If $A_t = cos(X_t)$ and $B_t = sin(X_t)$ find the infinitesimal increment for $Y_t = A_t^2 + B_t^2$

Question

If $X_t$ is Brownian motion, I'm not sure how to apply Ito's lemma to get $d Y_t$ for $ Y_t = A_t^2 + B_t^2$ where $A_t = cos(X_t)$ and $B_t = sin(X_t)$ in particular, I get confused because $sin^2(x) + cos^2(x) = 1$ so shouldn't $d Y_t$ be just 0 and I'm not sure how to handle the correlation between $A_t$ and $B_t$ which are clearly not independent.

Answer 1

Your reasoning using the trigonometric identity is correct and so applying Ito's lemma is unnecessary here. However it is possible and gives the same result.

In the case of $f(x) = x^2$, Ito's lemma tells you that $$dA_t^2 = 2 A_t dA_t + d \langle A \rangle_t$$

This means we want to find an SDE satisfied by $A_t$. Ito's lemma applied with the function $\cos$ tells us that $$dA_t = - \sin(X_t) dX_t - \frac{1}{2} \cos(X_t) dt$$ where we use the fact that $\langle X \rangle_t = t$. Using this, we also find that $d \langle A \rangle_t = \sin(X_t)^2 dt$.

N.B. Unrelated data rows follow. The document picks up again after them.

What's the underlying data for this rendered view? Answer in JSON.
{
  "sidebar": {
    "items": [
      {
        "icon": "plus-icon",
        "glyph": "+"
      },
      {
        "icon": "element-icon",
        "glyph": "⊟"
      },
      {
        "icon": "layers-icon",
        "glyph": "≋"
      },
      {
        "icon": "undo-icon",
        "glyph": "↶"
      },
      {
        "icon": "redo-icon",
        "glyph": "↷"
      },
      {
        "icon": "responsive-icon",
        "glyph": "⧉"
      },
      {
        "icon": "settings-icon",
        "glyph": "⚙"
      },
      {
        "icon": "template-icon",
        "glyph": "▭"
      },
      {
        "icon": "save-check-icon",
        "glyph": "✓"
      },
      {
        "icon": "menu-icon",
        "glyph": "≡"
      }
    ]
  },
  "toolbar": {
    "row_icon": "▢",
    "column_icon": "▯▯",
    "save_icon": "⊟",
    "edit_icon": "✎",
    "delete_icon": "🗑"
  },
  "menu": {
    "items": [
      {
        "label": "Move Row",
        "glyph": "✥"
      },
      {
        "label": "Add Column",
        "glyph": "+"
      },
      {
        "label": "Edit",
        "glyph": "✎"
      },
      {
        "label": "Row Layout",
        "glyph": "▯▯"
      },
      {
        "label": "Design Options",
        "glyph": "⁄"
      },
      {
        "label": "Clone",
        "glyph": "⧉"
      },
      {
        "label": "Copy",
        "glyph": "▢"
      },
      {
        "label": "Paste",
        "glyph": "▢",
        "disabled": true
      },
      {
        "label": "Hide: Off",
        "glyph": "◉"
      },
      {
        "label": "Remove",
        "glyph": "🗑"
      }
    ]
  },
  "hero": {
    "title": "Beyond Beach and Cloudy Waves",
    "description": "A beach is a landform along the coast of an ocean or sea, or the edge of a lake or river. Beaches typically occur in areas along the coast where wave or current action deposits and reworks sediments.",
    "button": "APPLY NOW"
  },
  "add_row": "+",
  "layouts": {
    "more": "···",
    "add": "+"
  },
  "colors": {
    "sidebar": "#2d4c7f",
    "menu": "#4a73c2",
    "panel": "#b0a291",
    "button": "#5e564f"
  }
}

Hence substituting into the first equation gives $$dA_t^2 = - 2 \cos(X_t) \sin(X_t) dX_t - \cos(X_t)^2 dt + \sin(X_t)^2 dt$$

Similar calculations show that $$dB_t^2 = 2 \cos(X_t) \sin(X_t) dX_t - \sin(X_t)^2 dt + \cos(X_t)^2 dt.$$ Hence, $$dY_t = dA_t^2 + dB_t^2 = 0$$ as you predicted.